Você sente que começou a ser melhor remunerado e ter mais benefícios depois das associações?
Claro. Inicialmente, eu recebia R$5,00 por rota, valor que aumentou para R$6,50. Embora o aumento não tenha sido muito significativo, a iminente regulamentação nos permitiu pressionar o iFood para melhorar a remuneração. Estamos colhendo os frutos dessas negociações e esperamos aumentos maiores devido à pressão que continuamos exercendo. Recentemente, retomamos as discussões para exigir uma remuneração melhor e instamos o iFood a negociar conosco, especialmente em nosso estado. Estabelecemos dois pontos de apoio, incluindo um em Porto Alegre, que melhoraram consideravelmente as condições de trabalho. Estamos trabalhando para conscientizar os trabalhadores sobre seus direitos e a importância de não se conformarem com condições insatisfatórias. A união tem trazido várias melhorias, incluindo suporte durante o trabalho. Com a regulamentação em curso, vemos uma oportunidade de aumentar nossas exigências por melhor remuneração e qualidade de vida. Estamos focados em garantir remuneração digna, saúde e segurança, pilares essenciais para melhorar a vida dos trabalhadores. Incluímos benefícios como convênios e plano de saúde gratuito, elevando a dignidade e o bem-estar dos trabalhadores. Em Porto Alegre, particularmente, essas iniciativas trouxeram progressos significativos, transformando a realidade dos trabalhadores frente à falta de proteção legal anterior.
A associação teve uma participação ativa para mudar o valor da rota de R$5 para R$6,50?

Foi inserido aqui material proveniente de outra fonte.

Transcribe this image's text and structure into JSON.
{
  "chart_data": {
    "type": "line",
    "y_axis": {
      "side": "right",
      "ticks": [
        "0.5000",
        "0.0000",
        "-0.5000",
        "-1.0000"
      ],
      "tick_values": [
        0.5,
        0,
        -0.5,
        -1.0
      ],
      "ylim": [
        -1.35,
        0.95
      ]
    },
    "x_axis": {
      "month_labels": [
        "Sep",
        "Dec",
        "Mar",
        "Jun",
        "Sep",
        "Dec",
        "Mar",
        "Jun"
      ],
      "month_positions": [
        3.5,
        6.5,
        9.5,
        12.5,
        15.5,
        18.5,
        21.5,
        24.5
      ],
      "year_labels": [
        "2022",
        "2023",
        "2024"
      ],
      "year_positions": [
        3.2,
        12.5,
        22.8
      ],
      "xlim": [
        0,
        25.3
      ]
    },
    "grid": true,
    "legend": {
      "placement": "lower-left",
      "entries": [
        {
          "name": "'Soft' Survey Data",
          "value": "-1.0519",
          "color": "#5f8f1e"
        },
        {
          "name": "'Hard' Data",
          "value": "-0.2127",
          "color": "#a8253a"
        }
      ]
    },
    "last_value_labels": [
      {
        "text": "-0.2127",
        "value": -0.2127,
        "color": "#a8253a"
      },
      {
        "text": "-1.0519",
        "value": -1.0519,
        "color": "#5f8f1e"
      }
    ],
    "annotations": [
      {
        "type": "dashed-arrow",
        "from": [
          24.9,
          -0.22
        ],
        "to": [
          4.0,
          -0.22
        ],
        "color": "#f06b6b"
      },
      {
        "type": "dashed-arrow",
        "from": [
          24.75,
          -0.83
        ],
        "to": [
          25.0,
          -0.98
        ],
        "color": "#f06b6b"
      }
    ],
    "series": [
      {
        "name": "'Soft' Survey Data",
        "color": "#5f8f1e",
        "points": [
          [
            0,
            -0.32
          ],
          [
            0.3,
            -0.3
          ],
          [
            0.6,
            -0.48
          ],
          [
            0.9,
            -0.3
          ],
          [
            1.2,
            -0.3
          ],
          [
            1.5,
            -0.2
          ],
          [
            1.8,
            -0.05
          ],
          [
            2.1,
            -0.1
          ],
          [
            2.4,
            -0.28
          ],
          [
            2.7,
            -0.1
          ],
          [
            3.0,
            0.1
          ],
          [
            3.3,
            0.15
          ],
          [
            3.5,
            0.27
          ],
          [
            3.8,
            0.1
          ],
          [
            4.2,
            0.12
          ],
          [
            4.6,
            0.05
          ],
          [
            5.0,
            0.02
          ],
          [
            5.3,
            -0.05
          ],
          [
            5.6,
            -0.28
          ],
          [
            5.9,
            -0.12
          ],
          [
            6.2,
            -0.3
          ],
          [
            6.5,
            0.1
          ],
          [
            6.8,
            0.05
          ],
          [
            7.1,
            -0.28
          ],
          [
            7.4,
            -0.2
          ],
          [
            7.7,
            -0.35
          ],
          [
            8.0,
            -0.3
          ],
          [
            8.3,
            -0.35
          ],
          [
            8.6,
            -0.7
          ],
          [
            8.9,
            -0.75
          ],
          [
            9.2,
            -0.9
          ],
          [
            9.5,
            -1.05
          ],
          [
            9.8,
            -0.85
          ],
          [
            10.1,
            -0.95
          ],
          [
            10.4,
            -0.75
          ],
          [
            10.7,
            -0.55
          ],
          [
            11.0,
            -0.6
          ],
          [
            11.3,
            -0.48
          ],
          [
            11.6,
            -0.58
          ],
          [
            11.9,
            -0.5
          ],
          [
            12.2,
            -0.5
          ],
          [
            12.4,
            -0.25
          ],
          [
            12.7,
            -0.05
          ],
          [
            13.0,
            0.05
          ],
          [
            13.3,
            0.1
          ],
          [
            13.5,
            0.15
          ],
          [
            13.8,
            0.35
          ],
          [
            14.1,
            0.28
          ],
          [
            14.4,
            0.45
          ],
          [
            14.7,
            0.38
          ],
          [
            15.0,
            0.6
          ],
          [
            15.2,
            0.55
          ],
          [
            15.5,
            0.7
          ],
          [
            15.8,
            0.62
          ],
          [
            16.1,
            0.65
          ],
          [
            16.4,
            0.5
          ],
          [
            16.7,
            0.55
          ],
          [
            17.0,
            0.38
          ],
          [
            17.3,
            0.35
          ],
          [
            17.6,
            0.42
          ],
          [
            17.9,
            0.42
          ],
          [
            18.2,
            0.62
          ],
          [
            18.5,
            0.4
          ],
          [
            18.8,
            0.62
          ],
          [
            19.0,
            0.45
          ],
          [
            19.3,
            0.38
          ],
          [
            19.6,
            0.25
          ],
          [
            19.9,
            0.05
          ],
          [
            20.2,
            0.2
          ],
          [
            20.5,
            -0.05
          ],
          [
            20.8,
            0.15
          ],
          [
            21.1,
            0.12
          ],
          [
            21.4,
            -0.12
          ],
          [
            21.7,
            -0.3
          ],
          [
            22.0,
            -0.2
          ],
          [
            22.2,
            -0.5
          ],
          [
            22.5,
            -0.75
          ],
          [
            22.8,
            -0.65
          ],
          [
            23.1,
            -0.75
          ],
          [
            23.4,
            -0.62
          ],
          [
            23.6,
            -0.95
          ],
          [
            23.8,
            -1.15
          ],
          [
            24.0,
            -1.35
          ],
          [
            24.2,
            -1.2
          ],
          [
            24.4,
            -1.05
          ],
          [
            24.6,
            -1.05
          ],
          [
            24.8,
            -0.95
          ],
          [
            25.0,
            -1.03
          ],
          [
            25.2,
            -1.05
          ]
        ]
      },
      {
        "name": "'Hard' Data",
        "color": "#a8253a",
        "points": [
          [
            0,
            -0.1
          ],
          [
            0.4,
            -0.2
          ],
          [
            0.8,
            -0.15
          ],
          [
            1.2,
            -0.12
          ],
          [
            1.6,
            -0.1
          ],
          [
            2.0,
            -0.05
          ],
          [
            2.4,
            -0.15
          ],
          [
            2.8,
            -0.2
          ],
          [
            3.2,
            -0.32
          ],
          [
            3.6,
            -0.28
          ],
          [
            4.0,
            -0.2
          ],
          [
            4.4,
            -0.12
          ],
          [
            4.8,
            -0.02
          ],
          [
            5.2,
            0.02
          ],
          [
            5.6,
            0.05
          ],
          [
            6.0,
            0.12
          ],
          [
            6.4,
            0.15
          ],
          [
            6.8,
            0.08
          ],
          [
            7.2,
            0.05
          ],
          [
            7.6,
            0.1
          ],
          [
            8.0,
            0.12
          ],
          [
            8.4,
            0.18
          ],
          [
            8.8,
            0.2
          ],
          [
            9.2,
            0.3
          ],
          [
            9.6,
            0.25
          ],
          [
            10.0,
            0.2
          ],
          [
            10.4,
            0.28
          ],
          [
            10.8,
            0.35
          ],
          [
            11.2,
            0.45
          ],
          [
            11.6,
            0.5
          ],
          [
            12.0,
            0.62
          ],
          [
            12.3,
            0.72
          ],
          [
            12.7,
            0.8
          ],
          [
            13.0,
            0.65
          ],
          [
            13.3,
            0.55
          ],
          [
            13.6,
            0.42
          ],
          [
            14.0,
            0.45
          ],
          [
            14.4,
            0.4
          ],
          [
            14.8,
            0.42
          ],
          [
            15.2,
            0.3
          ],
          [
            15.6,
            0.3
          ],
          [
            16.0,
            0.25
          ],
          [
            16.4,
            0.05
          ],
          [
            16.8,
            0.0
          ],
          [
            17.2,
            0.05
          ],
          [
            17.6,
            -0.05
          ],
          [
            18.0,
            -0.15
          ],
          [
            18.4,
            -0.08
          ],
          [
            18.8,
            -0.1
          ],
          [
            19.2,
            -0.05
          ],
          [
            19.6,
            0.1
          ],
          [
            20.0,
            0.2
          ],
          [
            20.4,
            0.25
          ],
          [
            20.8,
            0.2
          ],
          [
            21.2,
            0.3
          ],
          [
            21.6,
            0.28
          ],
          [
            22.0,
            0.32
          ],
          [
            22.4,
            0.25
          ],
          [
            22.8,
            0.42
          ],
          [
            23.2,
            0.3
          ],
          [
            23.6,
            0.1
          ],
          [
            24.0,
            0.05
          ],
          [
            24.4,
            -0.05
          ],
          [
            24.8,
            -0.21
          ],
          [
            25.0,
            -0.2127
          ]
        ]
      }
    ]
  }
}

Certamente, entramos na história no momento oportuno. Em apenas um ano, já estávamos em Brasília, graças a conexões certas e ao timing ideal. Desde o início, eu estava entre os cinco fundadores da Aliança Nacional dos Entregadores, colaborando com pessoas de diversos estados e entidades como o Solidaried Center, a CUT e a CENTRAP, bem como com o sindicato dos bolsistas de aplicativos da Uber. A pressão nacional, amplificada pela participação ativa da IEBAI e outros sindicatos, teve um impacto significativo. Nosso trabalho foi destacado em jornais de vários estados e entrevistas para grandes veículos como a Folha de São Paulo, fortalecendo uma corrente emergente que hoje é conhecida como Aliança Nacional. Para participar mais ativamente e formalmente, mudamos o nome de E-bike para Sergs e constituímos uma associação com CNPJ. Essa transformação foi crucial para nossa capacidade de influenciar a regulamentação e acompanhar nosso crescimento. Estávamos no momento certo para impulsionar essas mudanças, e hoje, acreditamos na construção de uma união forte dos trabalhadores em todo o Brasil.